Let $\sum_{n=0}^{\infty}a_{n}T^{n} \in \mathbb{C}[[T]]$ be a nonzero power series over $\mathbb{C}$ with positive radius of convergence $R \in (0,\infty]$, and $f:B(0,R) \to \mathbb{C}$ be the analytic function $f(z):= \sum_{n=0}^{\infty}a_{n}z^{n}$. Suppose $f(0) \neq 0$, and that for any $z \in B(0,R/2)$, we have $f(2z)=f(z)^2$ in $\mathbb{C}$. How do we go about showing this: for any $z \in B(0,R)$,
$$f(z) = e^{bz}, \text{ where } b:=f'(0)=a_{1}?$$
I tried proving this directly by looking at the Taylor expansion of $\log$, as well as looking at the derivative of $f$, neither of which seem to work...
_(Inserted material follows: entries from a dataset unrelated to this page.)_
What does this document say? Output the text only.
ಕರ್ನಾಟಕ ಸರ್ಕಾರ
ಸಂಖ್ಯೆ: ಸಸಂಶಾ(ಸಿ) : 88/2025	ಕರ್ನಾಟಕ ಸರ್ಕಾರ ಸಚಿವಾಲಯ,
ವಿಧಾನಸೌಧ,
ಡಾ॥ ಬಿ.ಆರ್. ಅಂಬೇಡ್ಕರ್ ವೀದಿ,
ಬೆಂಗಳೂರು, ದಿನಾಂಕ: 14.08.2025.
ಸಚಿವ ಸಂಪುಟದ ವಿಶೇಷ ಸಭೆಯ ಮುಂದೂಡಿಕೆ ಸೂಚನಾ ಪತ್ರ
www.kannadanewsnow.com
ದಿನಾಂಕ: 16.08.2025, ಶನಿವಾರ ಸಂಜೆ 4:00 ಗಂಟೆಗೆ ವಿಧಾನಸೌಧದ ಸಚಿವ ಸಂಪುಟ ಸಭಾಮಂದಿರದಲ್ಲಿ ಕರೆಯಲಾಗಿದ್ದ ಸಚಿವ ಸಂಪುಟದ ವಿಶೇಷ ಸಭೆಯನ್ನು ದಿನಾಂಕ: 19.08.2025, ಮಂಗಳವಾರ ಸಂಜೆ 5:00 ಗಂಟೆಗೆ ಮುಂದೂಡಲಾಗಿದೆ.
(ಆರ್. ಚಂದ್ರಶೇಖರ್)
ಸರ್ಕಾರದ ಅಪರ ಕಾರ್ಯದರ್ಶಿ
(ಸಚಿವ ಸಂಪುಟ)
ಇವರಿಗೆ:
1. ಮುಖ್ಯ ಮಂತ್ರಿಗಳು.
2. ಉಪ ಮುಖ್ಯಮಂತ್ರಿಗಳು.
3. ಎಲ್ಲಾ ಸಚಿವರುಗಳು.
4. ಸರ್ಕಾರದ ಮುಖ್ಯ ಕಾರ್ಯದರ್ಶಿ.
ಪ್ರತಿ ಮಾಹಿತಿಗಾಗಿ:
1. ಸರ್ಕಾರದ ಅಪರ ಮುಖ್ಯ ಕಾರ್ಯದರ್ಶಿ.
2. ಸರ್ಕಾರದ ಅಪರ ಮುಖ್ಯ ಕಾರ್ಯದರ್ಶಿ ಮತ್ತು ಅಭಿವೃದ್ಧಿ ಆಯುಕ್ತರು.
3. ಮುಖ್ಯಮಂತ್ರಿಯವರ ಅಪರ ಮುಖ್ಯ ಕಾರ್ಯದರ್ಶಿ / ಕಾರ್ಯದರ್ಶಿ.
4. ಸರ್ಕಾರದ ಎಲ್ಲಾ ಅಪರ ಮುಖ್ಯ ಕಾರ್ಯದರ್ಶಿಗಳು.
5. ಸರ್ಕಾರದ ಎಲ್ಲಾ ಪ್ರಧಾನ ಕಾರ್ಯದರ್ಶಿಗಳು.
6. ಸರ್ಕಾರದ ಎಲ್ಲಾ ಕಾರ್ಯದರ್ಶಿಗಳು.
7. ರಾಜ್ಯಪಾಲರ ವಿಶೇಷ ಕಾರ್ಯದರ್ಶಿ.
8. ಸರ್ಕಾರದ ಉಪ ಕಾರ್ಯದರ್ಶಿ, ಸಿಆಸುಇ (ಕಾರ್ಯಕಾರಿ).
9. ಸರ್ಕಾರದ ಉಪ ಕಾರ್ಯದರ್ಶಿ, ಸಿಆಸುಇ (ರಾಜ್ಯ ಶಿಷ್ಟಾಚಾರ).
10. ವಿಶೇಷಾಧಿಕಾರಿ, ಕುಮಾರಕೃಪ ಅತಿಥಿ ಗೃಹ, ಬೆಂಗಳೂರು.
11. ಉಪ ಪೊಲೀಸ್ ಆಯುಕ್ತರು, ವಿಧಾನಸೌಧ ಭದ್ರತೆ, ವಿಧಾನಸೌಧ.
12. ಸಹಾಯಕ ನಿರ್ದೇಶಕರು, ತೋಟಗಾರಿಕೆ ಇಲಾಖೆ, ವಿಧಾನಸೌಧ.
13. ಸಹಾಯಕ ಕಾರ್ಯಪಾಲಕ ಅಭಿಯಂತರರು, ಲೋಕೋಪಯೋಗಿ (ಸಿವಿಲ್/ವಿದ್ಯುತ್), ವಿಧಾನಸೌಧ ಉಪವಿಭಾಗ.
First $f(0)=f^2(0)$ and since $f(0) \ne 0, f(0)=1$.
Since $f(z)=0$ implies $f(\frac{z}{2})=0$ so any putative zero in $B(0,R)$ gives rise to an accumulating (at $0$) sequence of zeroes hence in particular to $f(0)=0$ which is not allowed, we get that $f \ne 0$ in $B(0,R)$ so an analytic $g=\log f$ exists and we fix it by choosing $g(0)=\log 1=0$ the principal one at $0$.
But then $e^g=f$ means $e^{g(2z)}=e^{2g(z)}$ so $g(2z)-2g(z)=2k(z)\pi i, k(z) \in \mathbb Z, z,2z \in B(0,R)$ and since $k(z)$ is then continuos it is constant $k(0)=0$ by our choice of $g(0)$.
Differentiating, we get $g'(2z)=g'(z)$ whenver $z,2z \in B(0,R)$ hence $g'$ constant since it has an accumulating sequence (at $0$) of equal values, so $g(z)=bz$, $f(z)=e^{bz}$ and clearly $b=f'(0)$ so we are done!